Rich as sin: money and murder on Wall Street

The rewards of Wall Street come fast and furious. Too fast for some; not fast enough for others. The Street is where big money is made and it’s all based on the same drive – greed. This is where the Milken’s and Boesky’s seemed joined at the hip in a cacophony of insatiable debauchery.

So, how far would you go to be rich? Not just comfortably rich, but rich beyond your comprehension of rich? Rich as sin? Richer than Midas?

In Nothing Personal: A Novel of Wall Street Mike Offit plumbs the deeper depths in which greed sinks to keep the wealth rolling in. Having worked the ‘Street’ for 25 years, Offit has written a novel that takes his readers on an fascinating exploration into the world of big business and guilty pleasures, where the seduction of wealth, and the excesses of 1980s Wall Street, come jumping off the pages. He lived the life, made the money, and watched the bodies ­— and reputations — topple from their golden parachute perches.

Each chapter in NOTHING PERSONAL is as juicy as a gossip session at the office water cooler about rule breakers and rule benders, risk and profit, dealing and double-dealing. However, what begins as a subplot, involving huge amounts of money, turns into a dangerous game with unexplained fatalities.

Offit is by far, the most senior Wall Street trader ever to write a book that discusses and pulls the cover back on how the brokerage firms and hedge funds have, and still do manage to separate people from their money. This is not small-time operators like the “Wolf of Wall Street,” or even Bernie Madoff. Offit’s book is an antidote to his inside view of the best and worst of Wall Street. “It’s a composite of things that were real, and things that could have been real,” he says.

“While I was far from perfect or blameless, I was good at what I did,” Offit confesses, “and loyal to the many people who worked for me, and to the bosses I had who deserved it. I never cheated anyone, and got cheated regularly, which makes me the fool. It’s nothing to be proud of.”

The book’s fast-paced action, and intricate wheeling and dealing, is seen through the eyes of a rising financial star. Warren Hament is bright and athletic, but in college, his tennis was better than his grades. An ex-girlfriend’s father saw his potential and pointed him in the direction of Wall Street. And that’s where the story really begins.

By the end of his first year as a salesman at a “bulge-bracket” investment bank, he’s earning a salary of one-million dollars, with the promise of much more to come, including a gorgeous girlfriend, a beautiful, new apartment on Central Park West, and unexplained murders.

When Warren’s boss and mentor is found murdered, he becomes suspect number one, because in the high-octane, morally corrupt world of investment banking, one man’s death is another’s business opportunity.

When another banker is killed in the middle of an $11 billion deal, Warren finds himself in possession of the dead man’s personal laptop with information leading him to secret bank accounts, but doesn’t solve any murders. Offit saves that surprise for the very end.
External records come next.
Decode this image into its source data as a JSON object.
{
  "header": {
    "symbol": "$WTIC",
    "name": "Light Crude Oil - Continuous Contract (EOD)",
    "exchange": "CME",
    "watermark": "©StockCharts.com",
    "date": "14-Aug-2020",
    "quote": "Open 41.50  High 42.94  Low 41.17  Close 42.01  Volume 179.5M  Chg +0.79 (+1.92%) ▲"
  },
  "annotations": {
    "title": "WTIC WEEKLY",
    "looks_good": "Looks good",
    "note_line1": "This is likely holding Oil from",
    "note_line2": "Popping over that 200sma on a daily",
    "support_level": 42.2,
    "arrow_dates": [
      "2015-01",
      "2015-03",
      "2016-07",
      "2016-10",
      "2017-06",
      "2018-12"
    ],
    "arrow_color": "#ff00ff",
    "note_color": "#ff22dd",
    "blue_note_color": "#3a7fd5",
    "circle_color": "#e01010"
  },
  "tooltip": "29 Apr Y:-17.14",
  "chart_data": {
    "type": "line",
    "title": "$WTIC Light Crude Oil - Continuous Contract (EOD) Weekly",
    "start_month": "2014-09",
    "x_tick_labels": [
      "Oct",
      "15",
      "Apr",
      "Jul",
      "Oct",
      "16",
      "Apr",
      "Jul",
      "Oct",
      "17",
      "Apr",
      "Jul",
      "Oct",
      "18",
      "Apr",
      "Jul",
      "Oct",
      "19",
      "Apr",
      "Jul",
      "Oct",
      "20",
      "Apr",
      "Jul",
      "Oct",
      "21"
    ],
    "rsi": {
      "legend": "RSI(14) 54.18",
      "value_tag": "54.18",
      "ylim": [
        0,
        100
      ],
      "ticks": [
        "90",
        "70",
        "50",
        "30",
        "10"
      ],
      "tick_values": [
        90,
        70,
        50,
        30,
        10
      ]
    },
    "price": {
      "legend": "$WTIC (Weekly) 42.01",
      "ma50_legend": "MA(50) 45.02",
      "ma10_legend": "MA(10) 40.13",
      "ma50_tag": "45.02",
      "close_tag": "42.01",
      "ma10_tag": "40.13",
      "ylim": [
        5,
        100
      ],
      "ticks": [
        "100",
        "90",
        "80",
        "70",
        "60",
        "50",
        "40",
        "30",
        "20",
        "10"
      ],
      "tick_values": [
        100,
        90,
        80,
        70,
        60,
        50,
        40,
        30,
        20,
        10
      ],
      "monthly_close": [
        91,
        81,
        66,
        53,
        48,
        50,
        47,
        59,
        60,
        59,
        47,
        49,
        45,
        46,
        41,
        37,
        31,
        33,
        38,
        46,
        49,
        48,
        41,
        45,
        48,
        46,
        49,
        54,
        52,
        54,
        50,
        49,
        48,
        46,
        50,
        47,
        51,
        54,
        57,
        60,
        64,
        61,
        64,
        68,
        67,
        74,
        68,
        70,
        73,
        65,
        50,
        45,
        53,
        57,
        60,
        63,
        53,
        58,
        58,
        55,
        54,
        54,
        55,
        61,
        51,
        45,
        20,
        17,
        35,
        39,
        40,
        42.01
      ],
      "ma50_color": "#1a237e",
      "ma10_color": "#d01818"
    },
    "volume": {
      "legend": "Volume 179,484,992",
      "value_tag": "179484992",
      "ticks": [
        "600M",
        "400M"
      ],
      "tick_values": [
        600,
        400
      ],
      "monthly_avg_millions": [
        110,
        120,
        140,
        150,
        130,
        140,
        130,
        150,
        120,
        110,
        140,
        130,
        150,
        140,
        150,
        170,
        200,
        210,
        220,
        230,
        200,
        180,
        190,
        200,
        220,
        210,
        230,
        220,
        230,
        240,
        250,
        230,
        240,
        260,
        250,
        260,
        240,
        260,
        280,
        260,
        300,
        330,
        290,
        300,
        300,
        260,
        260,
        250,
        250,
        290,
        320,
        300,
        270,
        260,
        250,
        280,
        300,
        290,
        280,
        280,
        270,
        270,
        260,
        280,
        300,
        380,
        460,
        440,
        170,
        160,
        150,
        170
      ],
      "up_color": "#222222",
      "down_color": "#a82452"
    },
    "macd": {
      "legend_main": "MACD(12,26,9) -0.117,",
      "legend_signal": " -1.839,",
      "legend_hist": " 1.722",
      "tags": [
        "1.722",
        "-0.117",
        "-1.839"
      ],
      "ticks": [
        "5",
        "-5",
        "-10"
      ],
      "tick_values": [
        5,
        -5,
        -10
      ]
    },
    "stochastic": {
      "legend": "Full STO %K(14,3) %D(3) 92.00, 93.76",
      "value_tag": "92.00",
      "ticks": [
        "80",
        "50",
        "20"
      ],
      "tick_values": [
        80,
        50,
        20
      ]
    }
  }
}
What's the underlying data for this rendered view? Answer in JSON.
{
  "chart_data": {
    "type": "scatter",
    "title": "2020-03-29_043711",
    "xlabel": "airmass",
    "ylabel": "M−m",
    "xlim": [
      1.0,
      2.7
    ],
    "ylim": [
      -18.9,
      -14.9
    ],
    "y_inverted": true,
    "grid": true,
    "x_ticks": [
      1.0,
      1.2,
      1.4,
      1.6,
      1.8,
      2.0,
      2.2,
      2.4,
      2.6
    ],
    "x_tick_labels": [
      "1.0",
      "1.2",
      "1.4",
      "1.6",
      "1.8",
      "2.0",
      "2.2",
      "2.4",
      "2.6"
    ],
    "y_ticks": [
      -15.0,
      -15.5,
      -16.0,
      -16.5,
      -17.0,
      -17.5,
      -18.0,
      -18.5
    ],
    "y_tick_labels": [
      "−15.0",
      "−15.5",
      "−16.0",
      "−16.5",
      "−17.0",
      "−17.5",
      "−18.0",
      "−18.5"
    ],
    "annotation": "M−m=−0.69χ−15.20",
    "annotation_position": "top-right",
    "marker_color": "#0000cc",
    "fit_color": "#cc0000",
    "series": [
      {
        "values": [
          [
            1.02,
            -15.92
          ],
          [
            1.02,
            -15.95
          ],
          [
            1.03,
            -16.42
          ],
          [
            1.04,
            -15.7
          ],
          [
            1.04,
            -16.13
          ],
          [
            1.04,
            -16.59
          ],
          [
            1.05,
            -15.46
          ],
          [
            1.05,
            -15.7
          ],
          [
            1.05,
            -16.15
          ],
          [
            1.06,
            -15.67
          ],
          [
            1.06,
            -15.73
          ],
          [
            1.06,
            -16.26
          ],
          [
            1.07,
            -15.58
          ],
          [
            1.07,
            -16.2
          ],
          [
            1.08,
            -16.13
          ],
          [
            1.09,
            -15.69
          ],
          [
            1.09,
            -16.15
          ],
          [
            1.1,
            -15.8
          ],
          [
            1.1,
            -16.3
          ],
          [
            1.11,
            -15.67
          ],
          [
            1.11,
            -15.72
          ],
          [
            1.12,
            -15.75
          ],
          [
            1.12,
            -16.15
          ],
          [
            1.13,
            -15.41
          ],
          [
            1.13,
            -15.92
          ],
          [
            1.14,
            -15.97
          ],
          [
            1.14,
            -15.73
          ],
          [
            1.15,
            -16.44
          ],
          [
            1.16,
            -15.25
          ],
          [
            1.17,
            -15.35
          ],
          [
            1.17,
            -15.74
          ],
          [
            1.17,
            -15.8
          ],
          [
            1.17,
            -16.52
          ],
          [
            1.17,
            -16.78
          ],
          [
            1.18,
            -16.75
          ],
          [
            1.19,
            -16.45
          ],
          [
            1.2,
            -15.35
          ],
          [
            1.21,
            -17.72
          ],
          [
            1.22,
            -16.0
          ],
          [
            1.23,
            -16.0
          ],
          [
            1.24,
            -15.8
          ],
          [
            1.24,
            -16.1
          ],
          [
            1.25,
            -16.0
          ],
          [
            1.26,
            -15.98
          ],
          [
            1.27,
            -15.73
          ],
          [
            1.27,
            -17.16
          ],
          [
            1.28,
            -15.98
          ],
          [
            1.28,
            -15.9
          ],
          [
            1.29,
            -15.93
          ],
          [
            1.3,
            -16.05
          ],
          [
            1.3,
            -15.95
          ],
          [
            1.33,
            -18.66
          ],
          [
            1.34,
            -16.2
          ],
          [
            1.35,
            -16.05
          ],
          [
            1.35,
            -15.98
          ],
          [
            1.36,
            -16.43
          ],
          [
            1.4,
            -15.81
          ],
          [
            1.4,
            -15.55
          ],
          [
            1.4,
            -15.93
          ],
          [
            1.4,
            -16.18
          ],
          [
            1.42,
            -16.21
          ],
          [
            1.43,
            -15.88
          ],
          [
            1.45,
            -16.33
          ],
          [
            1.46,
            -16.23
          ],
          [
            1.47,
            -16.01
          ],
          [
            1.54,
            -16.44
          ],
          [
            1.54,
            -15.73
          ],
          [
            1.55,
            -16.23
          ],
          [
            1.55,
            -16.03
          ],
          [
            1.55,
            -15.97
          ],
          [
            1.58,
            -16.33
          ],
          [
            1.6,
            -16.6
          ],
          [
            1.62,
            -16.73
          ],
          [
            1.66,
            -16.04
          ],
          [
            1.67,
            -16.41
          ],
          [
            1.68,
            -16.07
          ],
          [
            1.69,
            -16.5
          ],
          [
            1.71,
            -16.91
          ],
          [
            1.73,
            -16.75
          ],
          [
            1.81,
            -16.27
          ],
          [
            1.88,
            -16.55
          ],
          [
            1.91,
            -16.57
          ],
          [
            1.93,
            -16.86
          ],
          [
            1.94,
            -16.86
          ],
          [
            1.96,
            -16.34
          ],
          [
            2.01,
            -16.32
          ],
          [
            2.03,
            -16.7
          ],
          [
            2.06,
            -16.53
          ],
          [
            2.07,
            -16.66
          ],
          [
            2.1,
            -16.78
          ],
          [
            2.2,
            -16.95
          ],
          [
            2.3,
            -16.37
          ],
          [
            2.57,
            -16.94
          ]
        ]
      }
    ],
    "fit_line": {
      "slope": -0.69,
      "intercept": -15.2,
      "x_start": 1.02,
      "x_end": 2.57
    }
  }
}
With NOTHING PERSONAL, Offit delivers a gripping story filled with complex and cunning characters, unscrupulous corporate behavior, and the insatiable lust for money in a deeply corrupt world.

“In writing the book I really wanted to educate people so that they understand a little bit more about the fundamentals of how banking, investment banking, and the trading world works,” says Offit.

“What’s really at the heart of these things — the complicated formulas that everybody talks about — is making people take on more risk than they want. The business of Wall Street is making money with money. And it really is personal. Every dollar that trades belongs to individuals.